We experienced years of military dictatorships, exile. The word “democracy” practically vanished from Latin America. It was really just at the beginning of the 21st century that a sort of spring began with progressive, popular electoral victories, and we began to see new paths emerging. We cannot go back to the past—the dictatorships that exist, for example, in Brazil, as I believe exist in Venezuela and a threat thereof, in Nicaragua and Honduras, a threat of this in Colombia, nor can we go back to the revolutionary wars trying to resolve conflicts through violence.
I think we need to preserve and persevere along the nonviolent paths in order to work out our own conflicts.
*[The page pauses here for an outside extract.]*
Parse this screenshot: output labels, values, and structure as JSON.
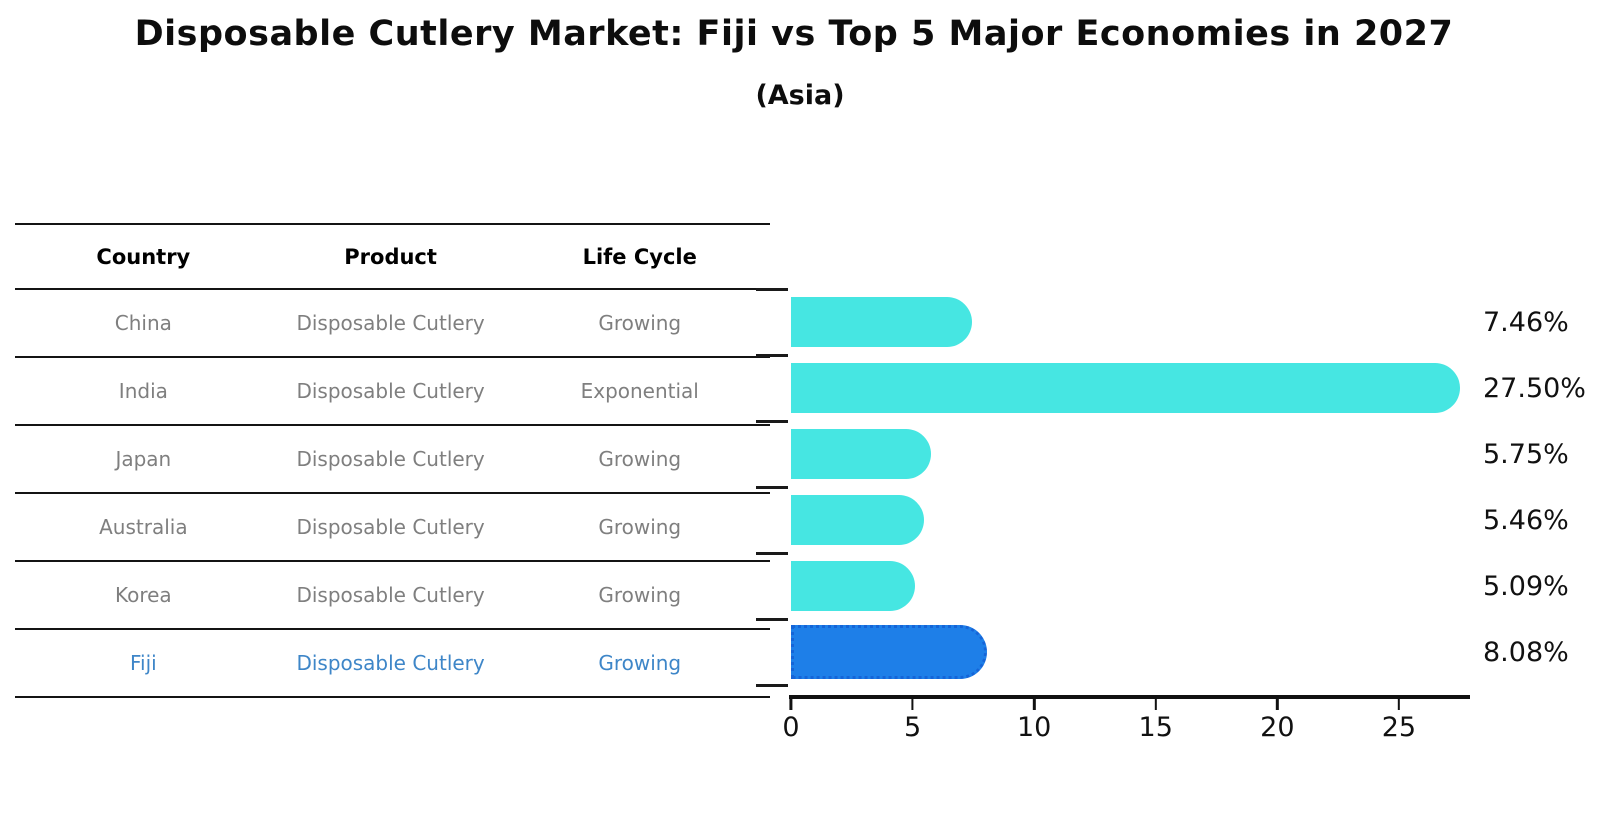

That does not mean that there’s not a violent attack against Maduro. That doesn’t mean that there are not interests who would like to see Venezuelan society collapse. But the same interests who brought about the collapse of the society of Libya, Iraq, Syria—behind that there is a dark and dirty game all around oil interests and the world oil market. I know that the collapse of Venezuela would immediately mean the collapse of Colombia because millions of Colombians who in years past went into economic exile in Venezuela would come back. And as Pope Francis says, these kinds of exoduses just create new situations of slavery and violence.
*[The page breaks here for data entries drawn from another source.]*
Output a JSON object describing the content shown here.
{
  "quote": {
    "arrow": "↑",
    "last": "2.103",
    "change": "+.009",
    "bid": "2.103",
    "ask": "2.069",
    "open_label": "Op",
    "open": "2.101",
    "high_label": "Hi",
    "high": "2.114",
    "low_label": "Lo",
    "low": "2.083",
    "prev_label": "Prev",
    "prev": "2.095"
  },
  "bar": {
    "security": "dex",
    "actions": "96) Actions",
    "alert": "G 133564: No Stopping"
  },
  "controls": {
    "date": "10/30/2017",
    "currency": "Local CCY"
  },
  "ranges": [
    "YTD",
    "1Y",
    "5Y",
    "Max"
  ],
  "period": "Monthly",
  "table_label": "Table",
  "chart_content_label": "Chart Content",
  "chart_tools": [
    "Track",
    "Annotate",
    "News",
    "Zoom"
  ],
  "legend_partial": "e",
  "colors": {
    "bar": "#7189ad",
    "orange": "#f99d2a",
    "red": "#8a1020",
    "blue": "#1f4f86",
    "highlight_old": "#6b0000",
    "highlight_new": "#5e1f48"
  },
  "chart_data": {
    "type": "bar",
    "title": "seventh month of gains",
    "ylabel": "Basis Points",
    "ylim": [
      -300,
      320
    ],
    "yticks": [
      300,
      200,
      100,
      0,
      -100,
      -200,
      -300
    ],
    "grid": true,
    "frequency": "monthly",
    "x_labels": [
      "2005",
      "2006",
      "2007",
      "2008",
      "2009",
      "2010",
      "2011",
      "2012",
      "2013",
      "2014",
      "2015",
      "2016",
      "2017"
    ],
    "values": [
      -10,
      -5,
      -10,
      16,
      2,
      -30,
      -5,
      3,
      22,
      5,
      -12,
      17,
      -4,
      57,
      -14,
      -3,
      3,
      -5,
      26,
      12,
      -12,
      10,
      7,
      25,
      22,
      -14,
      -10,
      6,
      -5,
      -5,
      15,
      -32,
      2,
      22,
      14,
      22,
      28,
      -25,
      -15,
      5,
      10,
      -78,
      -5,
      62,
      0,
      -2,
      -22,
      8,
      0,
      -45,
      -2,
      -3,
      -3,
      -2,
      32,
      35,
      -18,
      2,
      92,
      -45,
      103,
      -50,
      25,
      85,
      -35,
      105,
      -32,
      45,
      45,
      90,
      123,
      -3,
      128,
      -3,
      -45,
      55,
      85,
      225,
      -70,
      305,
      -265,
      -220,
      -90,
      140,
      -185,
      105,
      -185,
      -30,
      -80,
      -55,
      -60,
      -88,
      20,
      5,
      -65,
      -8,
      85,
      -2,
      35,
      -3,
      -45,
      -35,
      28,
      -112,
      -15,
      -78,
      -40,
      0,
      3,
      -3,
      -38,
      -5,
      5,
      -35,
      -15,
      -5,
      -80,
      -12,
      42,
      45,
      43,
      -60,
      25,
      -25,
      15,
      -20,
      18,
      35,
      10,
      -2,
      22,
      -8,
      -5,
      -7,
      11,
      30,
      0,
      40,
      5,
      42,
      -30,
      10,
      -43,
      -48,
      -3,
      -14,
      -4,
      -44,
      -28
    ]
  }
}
I know that there is also a tough, hard-line, racist, xenophobic, imperialistic sector in U.S. society who, with their allies in Europe, believe they can dominate the world and accommodate the different visions of hundreds of human cultures into their exclusive way of thinking and acting, but I am totally convinced that it’s the peoples themselves who transform society.
The issue that I have raised of climate change—well, I propose to the Colombians and to Colombia that this should be the fundamental line of our international policy, and based on that, we should determine who are our allies and who are on the other side. Together in a single political party, speaking in general, global terms, someone like Maduro and someone like Trump are together because the progressive wave in Latin America that began in the early 20th century consolidated its role by greater income distribution, the genuine desire to reduce inequality in the most unequal region of the world based on the rents that were generated by the rise in international oil prices as well as coal and gas prices. It is an unsustainable way forward which is being shown in Venezuela, and the governments of Ecuador and Bolivia and in part Brazil followed that same path. I think that this has brought about a crisis, violating their own democratic principles. We see this in Venezuela and we now see it in Nicaragua.
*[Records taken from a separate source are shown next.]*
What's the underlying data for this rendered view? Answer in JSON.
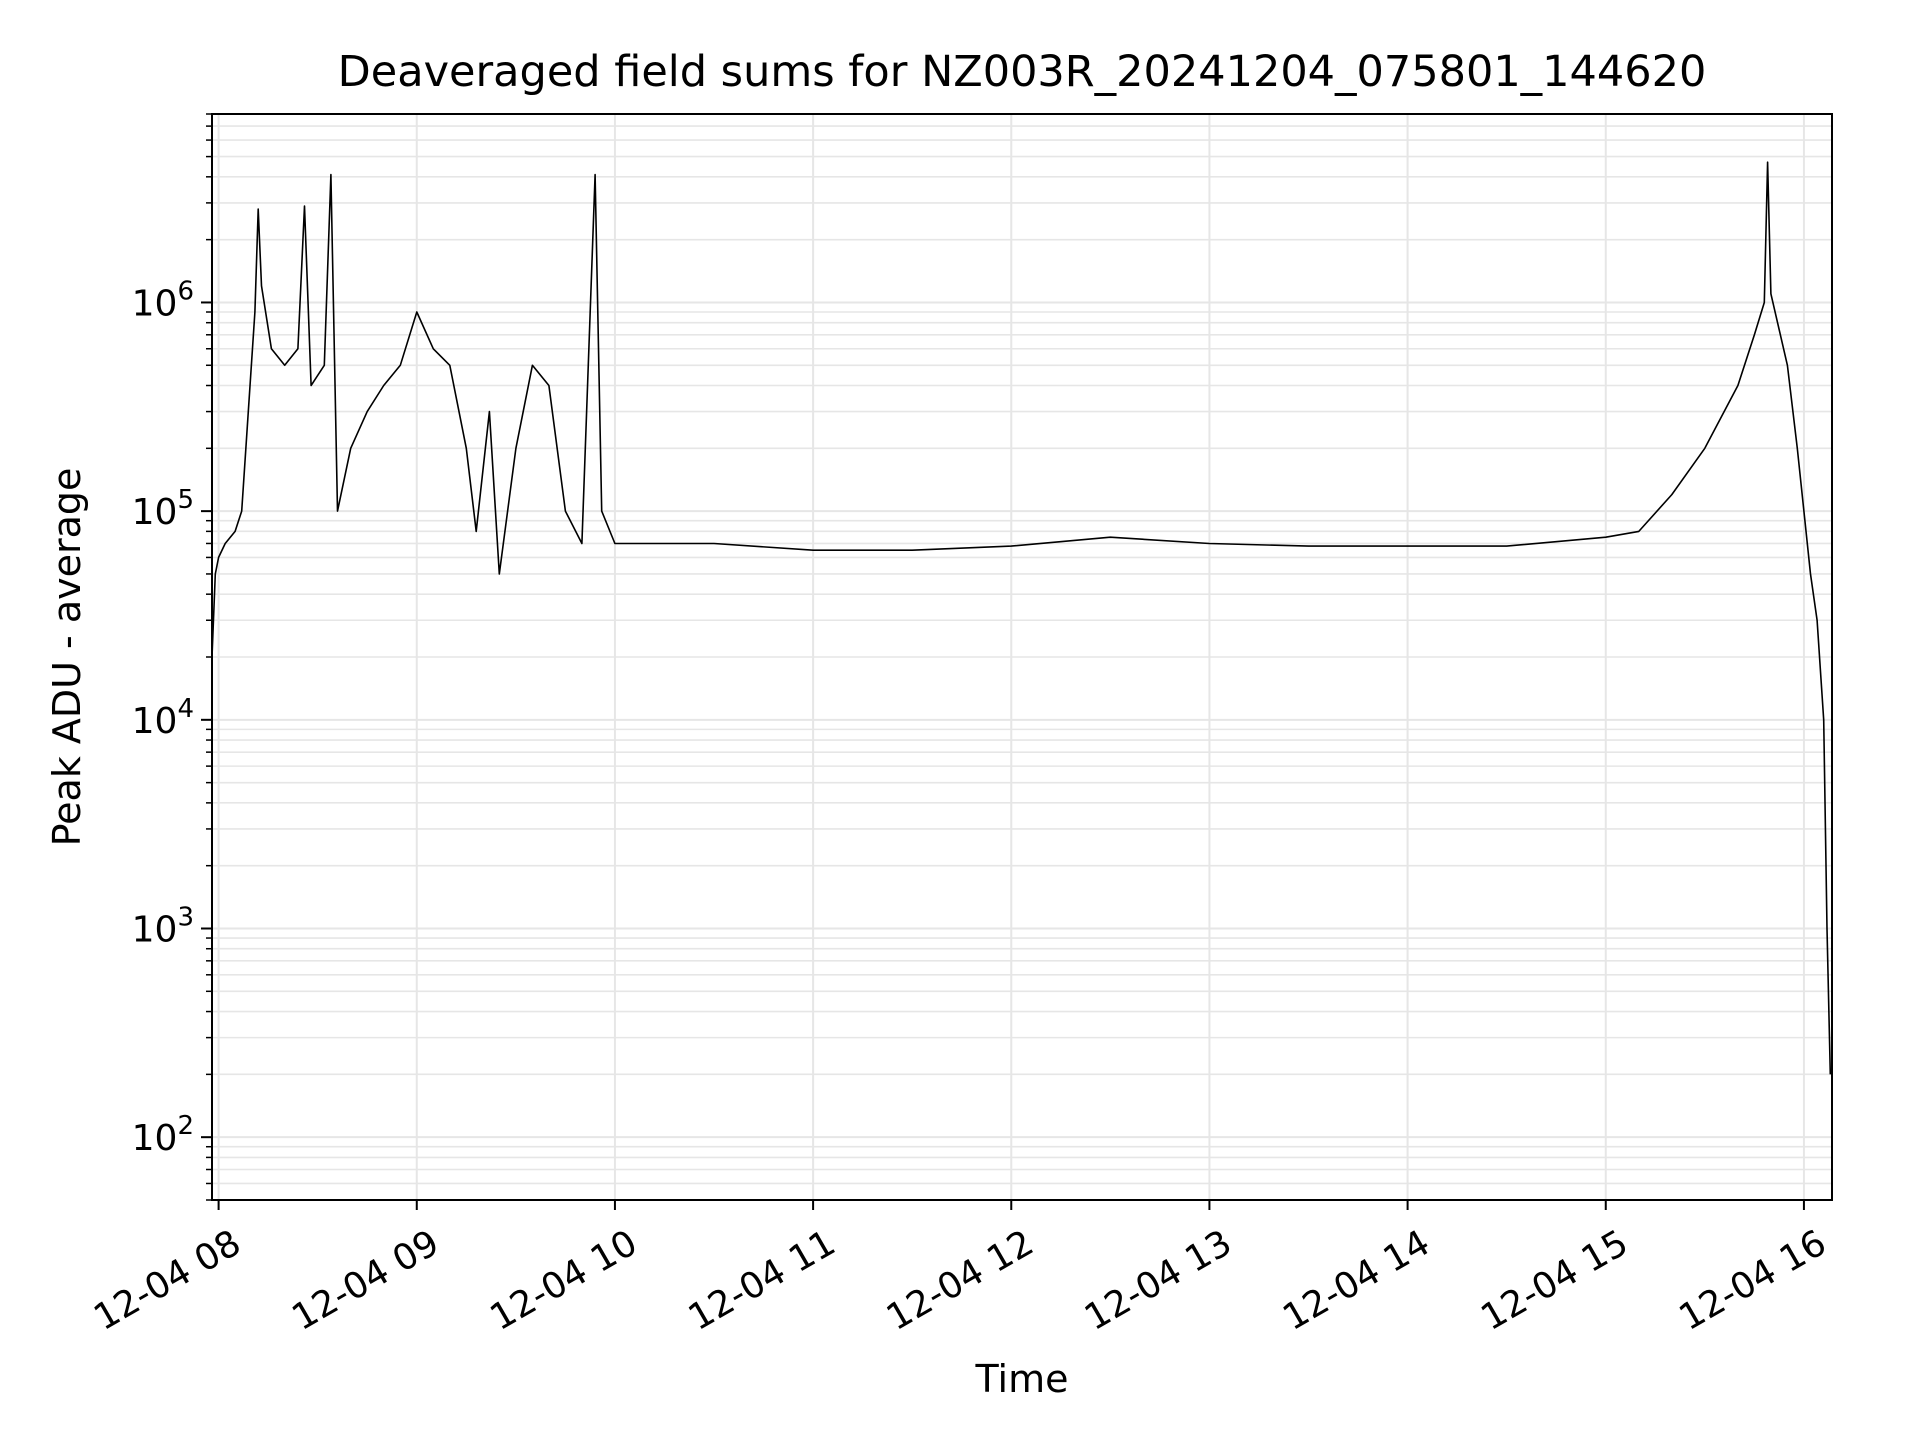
{
  "chart_data": {
    "type": "line",
    "title": "Deaveraged field sums for NZ003R_20241204_075801_144620",
    "xlabel": "Time",
    "ylabel": "Peak ADU - average",
    "yscale": "log",
    "ylim": [
      50,
      8000000
    ],
    "xlim": [
      "2024-12-04 07:58:00",
      "2024-12-04 16:08:30"
    ],
    "grid": true,
    "line_color": "#000000",
    "grid_color": "#e6e6e6",
    "x_ticks": [
      {
        "t": "2024-12-04 08:00",
        "label": "12-04 08"
      },
      {
        "t": "2024-12-04 09:00",
        "label": "12-04 09"
      },
      {
        "t": "2024-12-04 10:00",
        "label": "12-04 10"
      },
      {
        "t": "2024-12-04 11:00",
        "label": "12-04 11"
      },
      {
        "t": "2024-12-04 12:00",
        "label": "12-04 12"
      },
      {
        "t": "2024-12-04 13:00",
        "label": "12-04 13"
      },
      {
        "t": "2024-12-04 14:00",
        "label": "12-04 14"
      },
      {
        "t": "2024-12-04 15:00",
        "label": "12-04 15"
      },
      {
        "t": "2024-12-04 16:00",
        "label": "12-04 16"
      }
    ],
    "y_ticks": [
      {
        "v": 100,
        "base": "10",
        "exp": "2"
      },
      {
        "v": 1000,
        "base": "10",
        "exp": "3"
      },
      {
        "v": 10000,
        "base": "10",
        "exp": "4"
      },
      {
        "v": 100000,
        "base": "10",
        "exp": "5"
      },
      {
        "v": 1000000,
        "base": "10",
        "exp": "6"
      }
    ],
    "series": [
      {
        "points": [
          [
            "2024-12-04 07:58",
            20000
          ],
          [
            "2024-12-04 07:59",
            50000
          ],
          [
            "2024-12-04 08:00",
            60000
          ],
          [
            "2024-12-04 08:02",
            70000
          ],
          [
            "2024-12-04 08:05",
            80000
          ],
          [
            "2024-12-04 08:07",
            100000
          ],
          [
            "2024-12-04 08:09",
            300000
          ],
          [
            "2024-12-04 08:11",
            900000
          ],
          [
            "2024-12-04 08:12",
            2800000
          ],
          [
            "2024-12-04 08:13",
            1200000
          ],
          [
            "2024-12-04 08:16",
            600000
          ],
          [
            "2024-12-04 08:20",
            500000
          ],
          [
            "2024-12-04 08:24",
            600000
          ],
          [
            "2024-12-04 08:26",
            2900000
          ],
          [
            "2024-12-04 08:28",
            400000
          ],
          [
            "2024-12-04 08:32",
            500000
          ],
          [
            "2024-12-04 08:34",
            4100000
          ],
          [
            "2024-12-04 08:36",
            100000
          ],
          [
            "2024-12-04 08:40",
            200000
          ],
          [
            "2024-12-04 08:45",
            300000
          ],
          [
            "2024-12-04 08:50",
            400000
          ],
          [
            "2024-12-04 08:55",
            500000
          ],
          [
            "2024-12-04 09:00",
            900000
          ],
          [
            "2024-12-04 09:05",
            600000
          ],
          [
            "2024-12-04 09:10",
            500000
          ],
          [
            "2024-12-04 09:15",
            200000
          ],
          [
            "2024-12-04 09:18",
            80000
          ],
          [
            "2024-12-04 09:22",
            300000
          ],
          [
            "2024-12-04 09:25",
            50000
          ],
          [
            "2024-12-04 09:30",
            200000
          ],
          [
            "2024-12-04 09:35",
            500000
          ],
          [
            "2024-12-04 09:40",
            400000
          ],
          [
            "2024-12-04 09:45",
            100000
          ],
          [
            "2024-12-04 09:50",
            70000
          ],
          [
            "2024-12-04 09:54",
            4100000
          ],
          [
            "2024-12-04 09:56",
            100000
          ],
          [
            "2024-12-04 10:00",
            70000
          ],
          [
            "2024-12-04 10:30",
            70000
          ],
          [
            "2024-12-04 11:00",
            65000
          ],
          [
            "2024-12-04 11:30",
            65000
          ],
          [
            "2024-12-04 12:00",
            68000
          ],
          [
            "2024-12-04 12:30",
            75000
          ],
          [
            "2024-12-04 13:00",
            70000
          ],
          [
            "2024-12-04 13:30",
            68000
          ],
          [
            "2024-12-04 14:00",
            68000
          ],
          [
            "2024-12-04 14:30",
            68000
          ],
          [
            "2024-12-04 15:00",
            75000
          ],
          [
            "2024-12-04 15:10",
            80000
          ],
          [
            "2024-12-04 15:20",
            120000
          ],
          [
            "2024-12-04 15:30",
            200000
          ],
          [
            "2024-12-04 15:40",
            400000
          ],
          [
            "2024-12-04 15:45",
            700000
          ],
          [
            "2024-12-04 15:48",
            1000000
          ],
          [
            "2024-12-04 15:49",
            4700000
          ],
          [
            "2024-12-04 15:50",
            1100000
          ],
          [
            "2024-12-04 15:55",
            500000
          ],
          [
            "2024-12-04 15:58",
            200000
          ],
          [
            "2024-12-04 16:00",
            100000
          ],
          [
            "2024-12-04 16:02",
            50000
          ],
          [
            "2024-12-04 16:04",
            30000
          ],
          [
            "2024-12-04 16:06",
            10000
          ],
          [
            "2024-12-04 16:07",
            1000
          ],
          [
            "2024-12-04 16:08",
            200
          ]
        ]
      }
    ]
  }
}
A new progressivism is emerging. Graphically speaking, we could say there is a new axis between Mexico, Bogotá and São Paulo. Now an important force has won the presidency of Mexico. We almost did the same thing in Colombia with eight million votes and it may happen in Brazil if the current dictatorship there allows it. That new axis should propose for Latin America a new role in the international order. Reject being assigned, being mere exporters of raw materials, of fossil fuel raw materials. That alone would bring an end to Colombia. And we need to have a new role. Production based on knowledge. Production without carbon. A decarbonized production, and therefore, a new democracy. This is what we propose to the world.
And this new progressive axis would have very powerful allies, humankind itself, and would display its moral and political superiority, its superiority of arguments based on science. That I believe is what we are now building in Colombia and in Latin America. That is the way forward that we are going to be trying to insist on in coming months and coming years.